By John Garvey, President
CatholicU, Fall 2017

This issue of CatholicU, the redesigned University magazine, highlights the theme of innovation at Catholic University — faculty who are developing new courses and methods of teaching, or doing groundbreaking research; entrepreneurial alumni who are developing new products, businesses, and services. 

Any innovation is something new, something that devel-ops or changes an established practice or method or theory. So it might sound strange to say that at Catholic University innovation is an old tradition. But it is. Innovation was built into the idea of Catholic University.

When Catholic University was founded 130 years ago there were already a number of Catholic colleges in the United States, dedicated to conserving and handing on a well settled curriculum. The founding bishops proposed to create something new at Catholic University. They envisioned a research university that would not only conserve and teach an existing body of knowledge, but also advance and expand our intellectual horizons. At its very first meeting in 1889 the academic senate resolved that “the character and work of the University [should] not only embody the wisdom of the past, but be eminently adapted to the intellectual requirements of the present.”

The founders’ vision for Catholic University was born from a conviction that faith has nothing to fear from reason, that there is in fact a harmony between science and faith. More than that, they believed that intellectuals guided and shaped by the Catholic faith could make distinctive contributions to the rapidly expanding world of human knowledge. As the fathers of the Second Vatican Council put it in Gaudium et Spes, “faith throws a new light on everything.” 

Our history has proved the founders right. 

Albert Zahm, professor of mechanical engineering, built the first scientific wind tunnel laboratory in the United States on our campus in 1901. (This was two years before the Wright brothers made their first flight at Kitty Hawk.) His research on air friction helped determine the optimal shape for a plane’s hull. Clyde Cowan, professor of physics from 1958 until his death in 1974, discovered the neutrino with Frederick Reines, whom he met while working on the staff of the Los Alamos Scientific Laboratory in 1956. During his career at Catholic University Cowan continued his experiments on the neutrino as well as work on cosmic rays and atomic radiation. Reines received the Nobel Prize in both their names in 1995.

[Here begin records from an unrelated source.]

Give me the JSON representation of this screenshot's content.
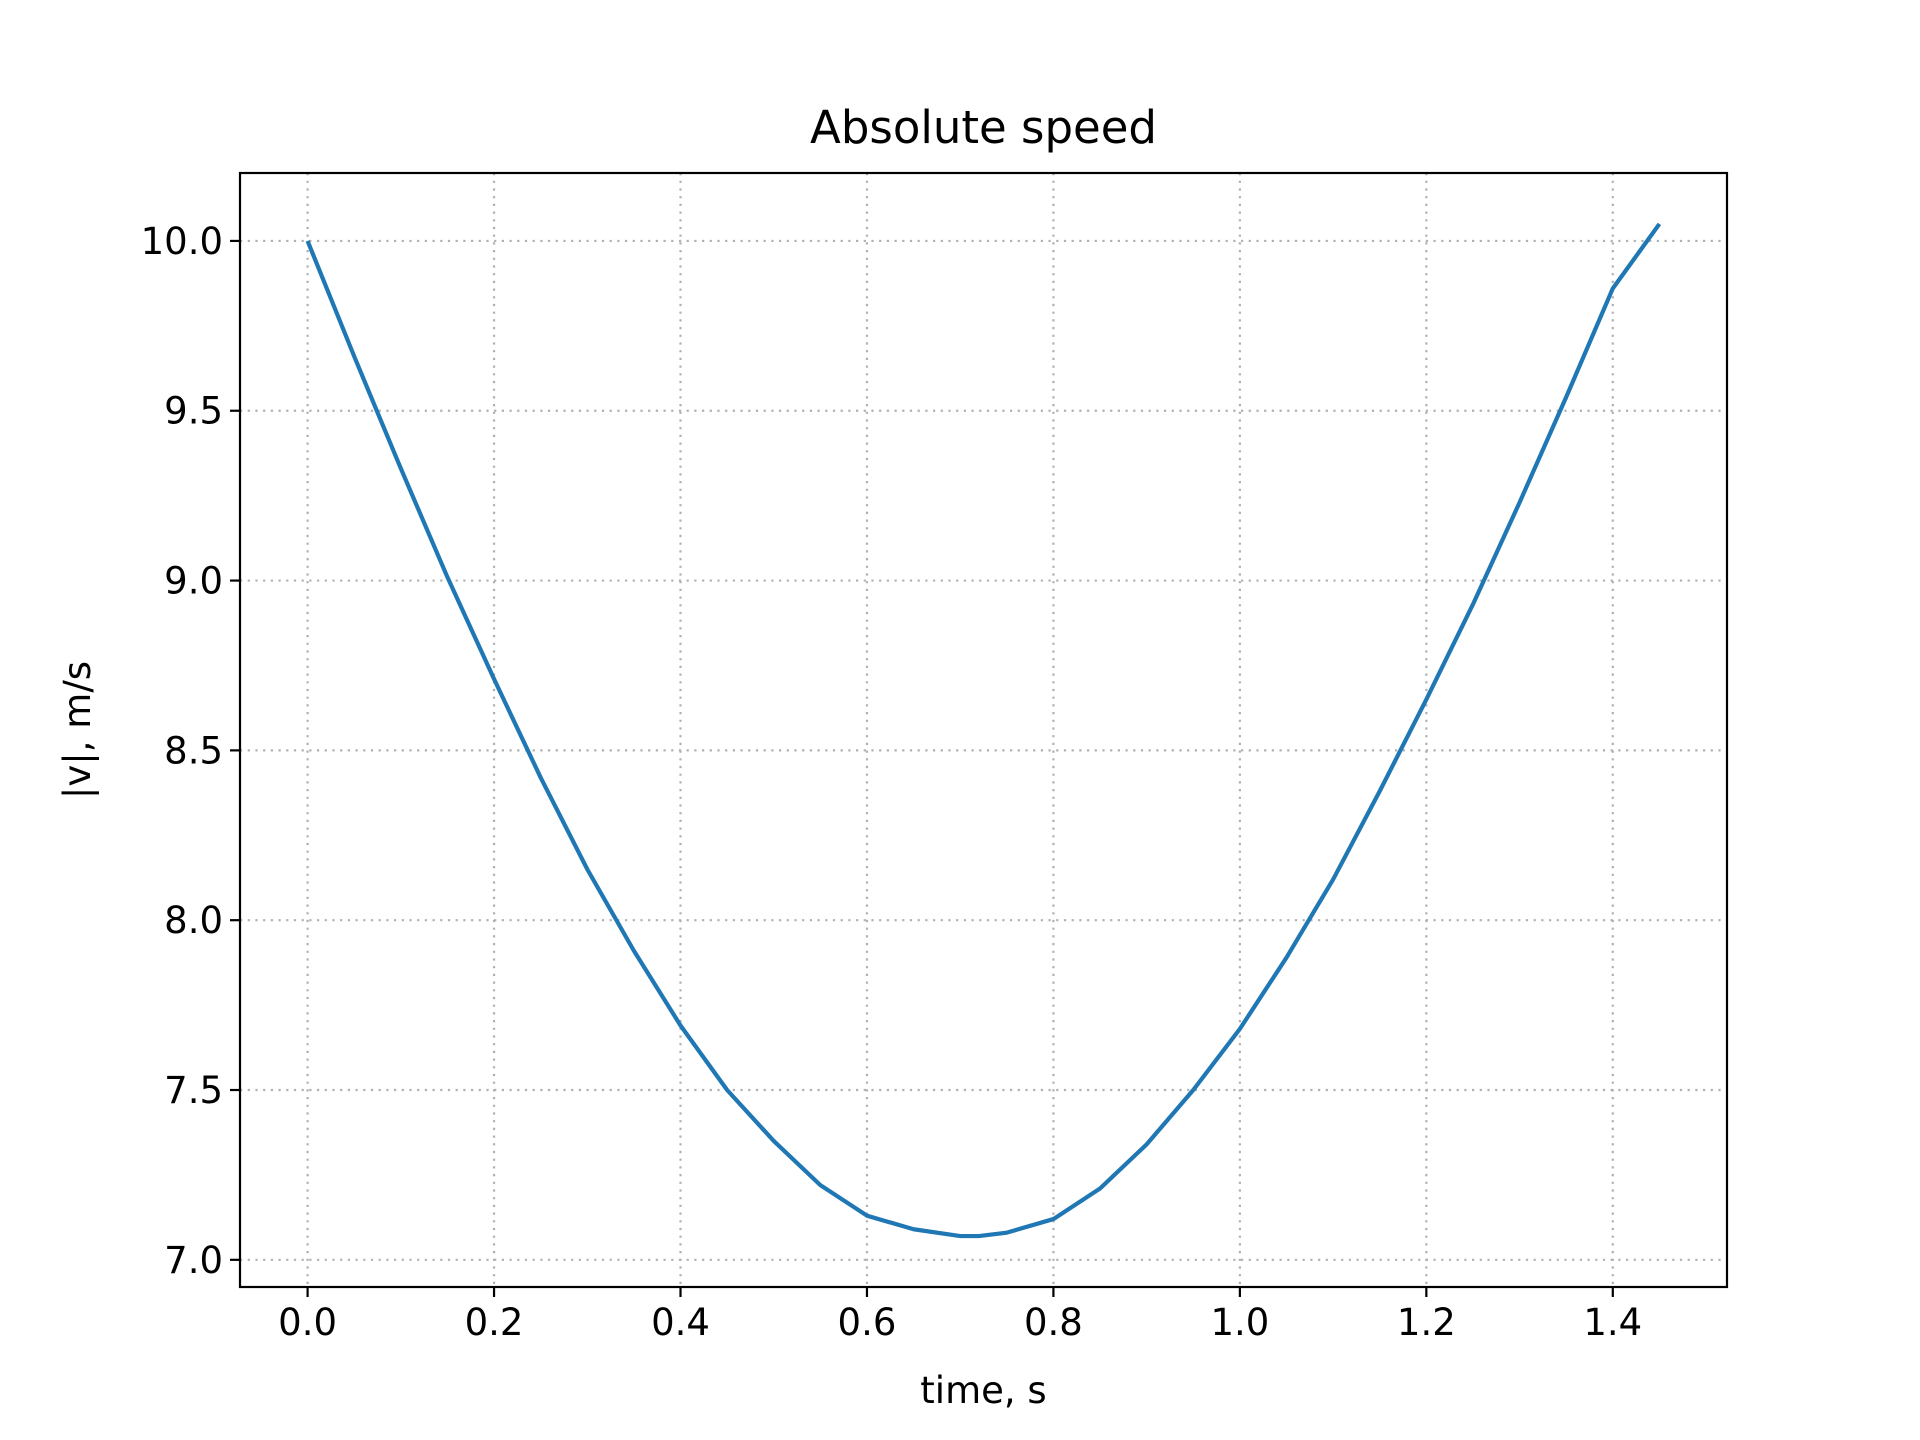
{
  "chart_data": {
    "type": "line",
    "title": "Absolute speed",
    "xlabel": "time, s",
    "ylabel": "|v|, m/s",
    "xlim": [
      -0.0725,
      1.5225
    ],
    "ylim": [
      6.92,
      10.2
    ],
    "xticks": [
      0.0,
      0.2,
      0.4,
      0.6,
      0.8,
      1.0,
      1.2,
      1.4
    ],
    "xtick_labels": [
      "0.0",
      "0.2",
      "0.4",
      "0.6",
      "0.8",
      "1.0",
      "1.2",
      "1.4"
    ],
    "yticks": [
      7.0,
      7.5,
      8.0,
      8.5,
      9.0,
      9.5,
      10.0
    ],
    "ytick_labels": [
      "7.0",
      "7.5",
      "8.0",
      "8.5",
      "9.0",
      "9.5",
      "10.0"
    ],
    "grid": true,
    "series": [
      {
        "color": "#1f77b4",
        "x": [
          0.0,
          0.05,
          0.1,
          0.15,
          0.2,
          0.25,
          0.3,
          0.35,
          0.4,
          0.45,
          0.5,
          0.55,
          0.6,
          0.65,
          0.7,
          0.72,
          0.75,
          0.8,
          0.85,
          0.9,
          0.95,
          1.0,
          1.05,
          1.1,
          1.15,
          1.2,
          1.25,
          1.3,
          1.35,
          1.4,
          1.45
        ],
        "y": [
          10.0,
          9.66,
          9.33,
          9.01,
          8.71,
          8.42,
          8.15,
          7.91,
          7.69,
          7.5,
          7.35,
          7.22,
          7.13,
          7.09,
          7.07,
          7.07,
          7.08,
          7.12,
          7.21,
          7.34,
          7.5,
          7.68,
          7.89,
          8.12,
          8.38,
          8.65,
          8.93,
          9.23,
          9.54,
          9.86,
          10.05
        ]
      }
    ]
  }
}
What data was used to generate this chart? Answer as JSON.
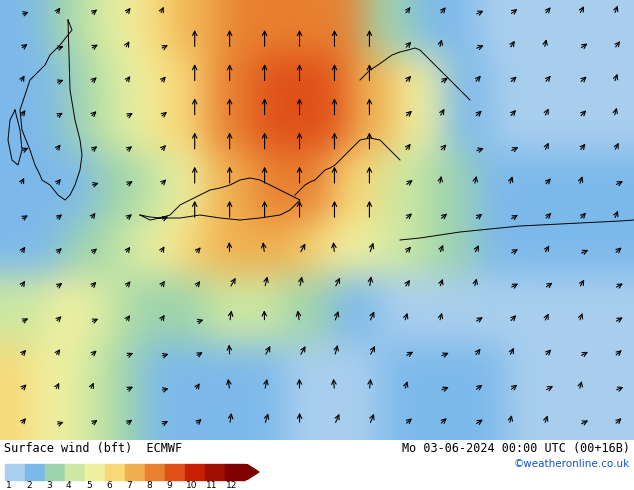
{
  "title_left": "Surface wind (bft)  ECMWF",
  "title_right": "Mo 03-06-2024 00:00 UTC (00+16B)",
  "credit": "©weatheronline.co.uk",
  "colorbar_colors": [
    "#aacfee",
    "#7cb9eb",
    "#9ed4ac",
    "#cce8a2",
    "#f0f0a0",
    "#f8d878",
    "#f0b050",
    "#e88030",
    "#e05018",
    "#c82000",
    "#a01000",
    "#800000"
  ],
  "colorbar_levels": [
    1,
    2,
    3,
    4,
    5,
    6,
    7,
    8,
    9,
    10,
    11,
    12
  ],
  "bg_ocean": "#78c8e8",
  "fig_width": 6.34,
  "fig_height": 4.9,
  "dpi": 100
}
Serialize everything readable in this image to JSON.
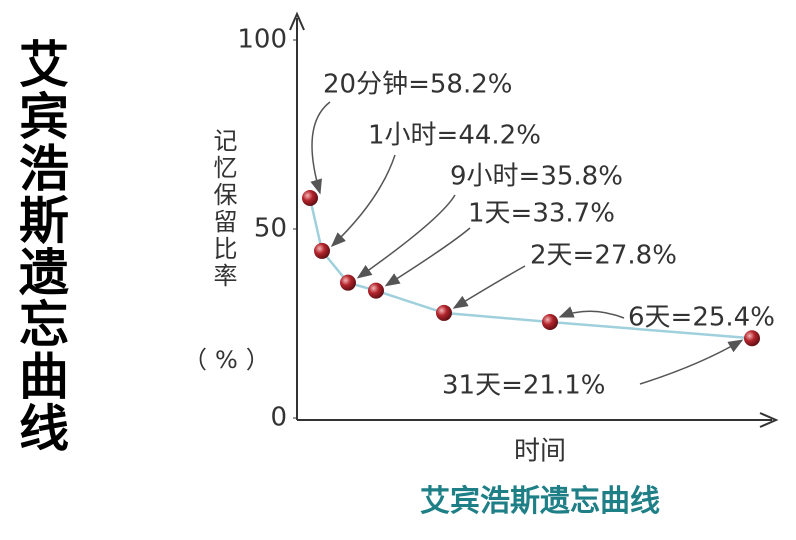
{
  "chart_data": {
    "type": "line",
    "title": "艾宾浩斯遗忘曲线",
    "side_title": "艾宾浩斯遗忘曲线",
    "x_label": "时间",
    "y_label": "记忆保留比率",
    "y_unit": "（%）",
    "categories": [
      null,
      null,
      null,
      null,
      null,
      null,
      null
    ],
    "values": [
      58.2,
      44.2,
      35.8,
      33.7,
      27.8,
      25.4,
      21.1
    ],
    "value_labels": [
      "20分钟=58.2%",
      "1小时=44.2%",
      "9小时=35.8%",
      "1天=33.7%",
      "2天=27.8%",
      "6天=25.4%",
      "31天=21.1%"
    ],
    "color": "#b3242c",
    "line_color": "#9fd0dc",
    "ylim": [
      0,
      100
    ],
    "yticks": [
      0,
      50,
      100
    ]
  }
}
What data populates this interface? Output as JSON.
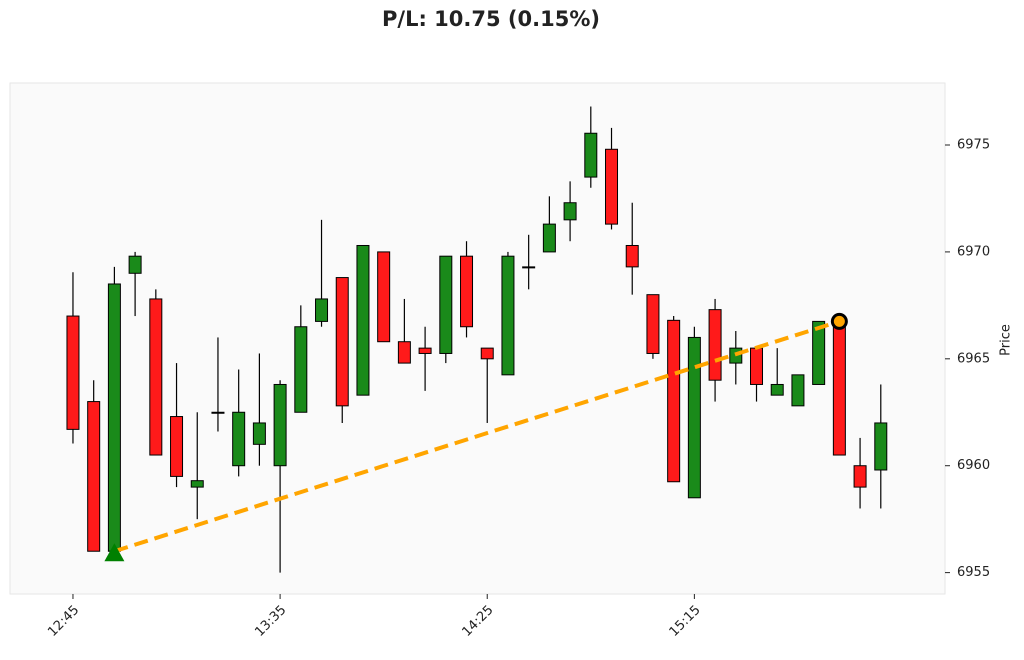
{
  "chart_data": {
    "type": "candlestick",
    "title": "P/L: 10.75 (0.15%)",
    "ylabel": "Price",
    "categories": [
      "12:45",
      null,
      null,
      null,
      null,
      null,
      null,
      null,
      null,
      null,
      "13:35",
      null,
      null,
      null,
      null,
      null,
      null,
      null,
      null,
      null,
      "14:25",
      null,
      null,
      null,
      null,
      null,
      null,
      null,
      null,
      null,
      "15:15",
      null,
      null,
      null,
      null,
      null,
      null,
      null,
      null,
      null
    ],
    "open": [
      6967.0,
      6963.0,
      6956.0,
      6969.0,
      6967.8,
      6962.3,
      6959.0,
      6962.5,
      6960.0,
      6961.0,
      6960.0,
      6962.5,
      6966.75,
      6968.8,
      6963.3,
      6970.0,
      6965.8,
      6965.5,
      6965.25,
      6969.8,
      6965.5,
      6964.25,
      6969.3,
      6970.0,
      6971.5,
      6973.5,
      6974.8,
      6970.3,
      6968.0,
      6966.8,
      6958.5,
      6967.3,
      6964.8,
      6965.5,
      6963.3,
      6962.8,
      6963.8,
      6966.75,
      6960.0,
      6959.8
    ],
    "high": [
      6969.05,
      6964.0,
      6969.3,
      6970.0,
      6968.25,
      6964.8,
      6962.5,
      6966.0,
      6964.5,
      6965.25,
      6964.0,
      6967.5,
      6971.5,
      6968.8,
      6970.3,
      6970.0,
      6967.8,
      6966.5,
      6969.8,
      6970.5,
      6965.5,
      6970.0,
      6970.8,
      6972.6,
      6973.3,
      6976.8,
      6975.8,
      6972.3,
      6968.0,
      6967.0,
      6966.5,
      6967.8,
      6966.3,
      6965.5,
      6965.5,
      6964.25,
      6966.75,
      6966.75,
      6961.3,
      6963.8
    ],
    "low": [
      6961.04,
      6956.0,
      6956.0,
      6967.0,
      6960.5,
      6959.0,
      6957.5,
      6961.6,
      6959.5,
      6960.0,
      6955.0,
      6962.5,
      6966.5,
      6962.0,
      6963.3,
      6965.8,
      6964.8,
      6963.5,
      6964.8,
      6966.0,
      6962.0,
      6964.25,
      6968.25,
      6970.0,
      6970.5,
      6973.0,
      6971.05,
      6968.0,
      6965.0,
      6959.25,
      6958.5,
      6963.0,
      6963.8,
      6963.0,
      6963.3,
      6962.8,
      6963.8,
      6960.5,
      6958.0,
      6958.0
    ],
    "close": [
      6961.7,
      6956.0,
      6968.5,
      6969.8,
      6960.5,
      6959.5,
      6959.3,
      6962.5,
      6962.5,
      6962.0,
      6963.8,
      6966.5,
      6967.8,
      6962.8,
      6970.3,
      6965.8,
      6964.8,
      6965.25,
      6969.8,
      6966.5,
      6965.0,
      6969.8,
      6969.3,
      6971.3,
      6972.3,
      6975.55,
      6971.3,
      6969.3,
      6965.25,
      6959.25,
      6966.0,
      6964.0,
      6965.5,
      6963.8,
      6963.8,
      6964.25,
      6966.75,
      6960.5,
      6959.0,
      6962.0
    ],
    "up_color": "#1a8a1a",
    "down_color": "#ff1a1a",
    "trade_color": "#ffa500",
    "trade": {
      "entry": {
        "index": 2,
        "price": 6956.0
      },
      "exit": {
        "index": 37,
        "price": 6966.75
      }
    },
    "xlim": [
      -3.04,
      42.1
    ],
    "ylim": [
      6954.0,
      6977.9
    ],
    "yticks": [
      6955,
      6960,
      6965,
      6970,
      6975
    ]
  }
}
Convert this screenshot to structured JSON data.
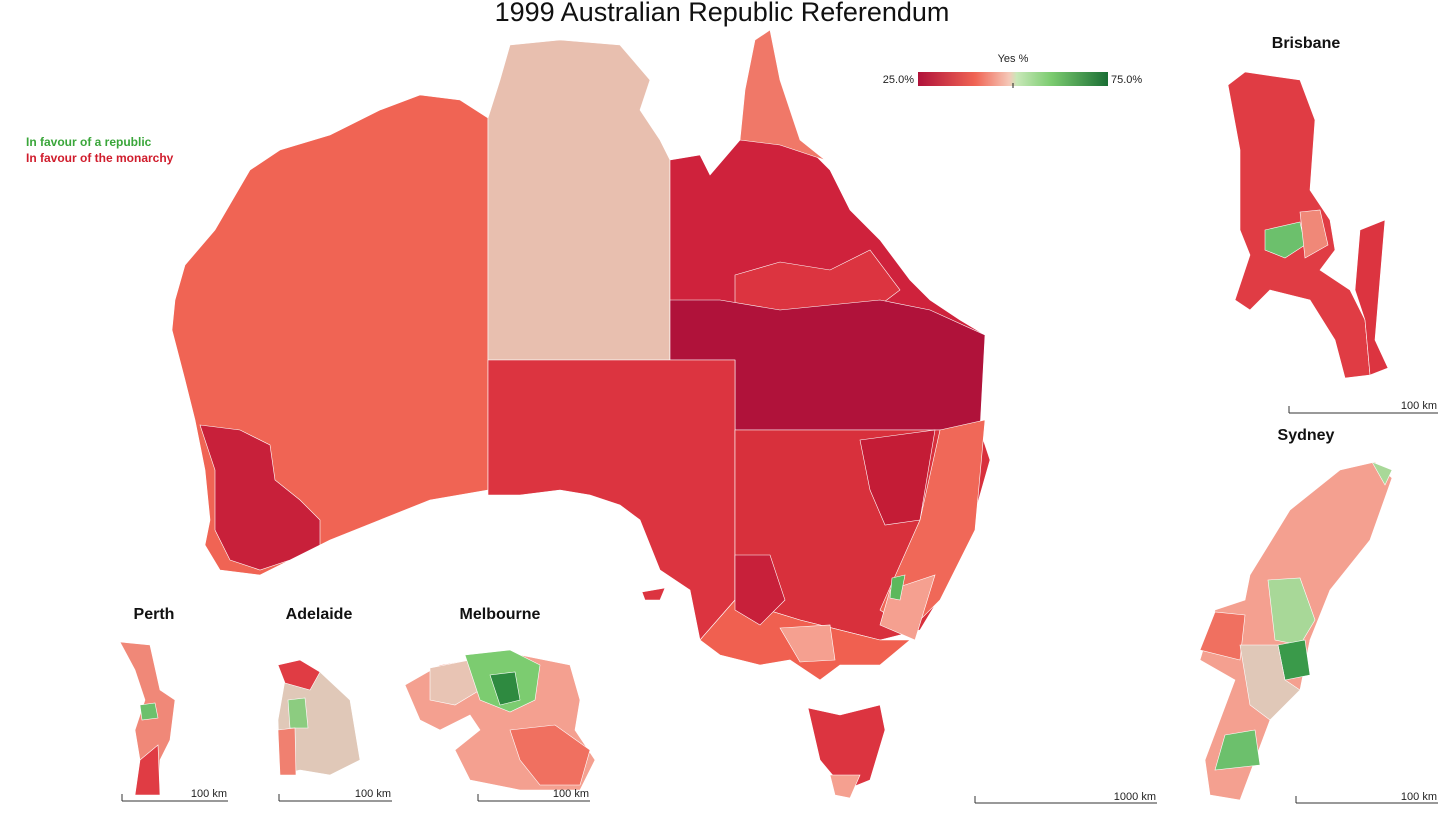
{
  "title": "1999 Australian Republic Referendum",
  "legend": {
    "republic": "In favour of a republic",
    "monarchy": "In favour of the monarchy"
  },
  "colorbar": {
    "title": "Yes %",
    "min_label": "25.0%",
    "max_label": "75.0%"
  },
  "main_scale": "1000 km",
  "insets": [
    {
      "title": "Brisbane",
      "scale": "100 km"
    },
    {
      "title": "Sydney",
      "scale": "100 km"
    },
    {
      "title": "Perth",
      "scale": "100 km"
    },
    {
      "title": "Adelaide",
      "scale": "100 km"
    },
    {
      "title": "Melbourne",
      "scale": "100 km"
    }
  ]
}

Rev. John A. Ryan, an alumnus and professor of moral theology in the first half of the 20th century, developed and applied the Church’s social teaching to address the needs of the time. In 1919 Ryan wrote the U.S. Bishops’ Program of Social Reconstruction. Many of the ideas in the Program made their way into President Franklin Roosevelt’s New Deal. 

Regina Flannery Herzfeld, an alumna and the first lay female professor at Catholic University, did pioneering work in the field of anthropology. Beginning in the 1930s she documented the cultural practices of Apache and Gros Ventre Native Americans and, farther north, the Cree and Montagnais, particularly the role of women in their societies. Euphemia Lofton Haynes became the first African American woman in the United States to earn a Ph.D. in mathematics. She got her degree from Catholic University in 1943. As a member, and then president, of the D.C. Board of Education during the 1960s, she worked to dismantle segregation in the D.C. public school system. 

Today our faculty, staff, and students continue to carry on this great tradition of innovation at Catholic University. The scholarly work carried out at Catholic University is remarkably diverse. But it is born out of a shared conviction, the same one that inspired the founders of our University 130 years ago.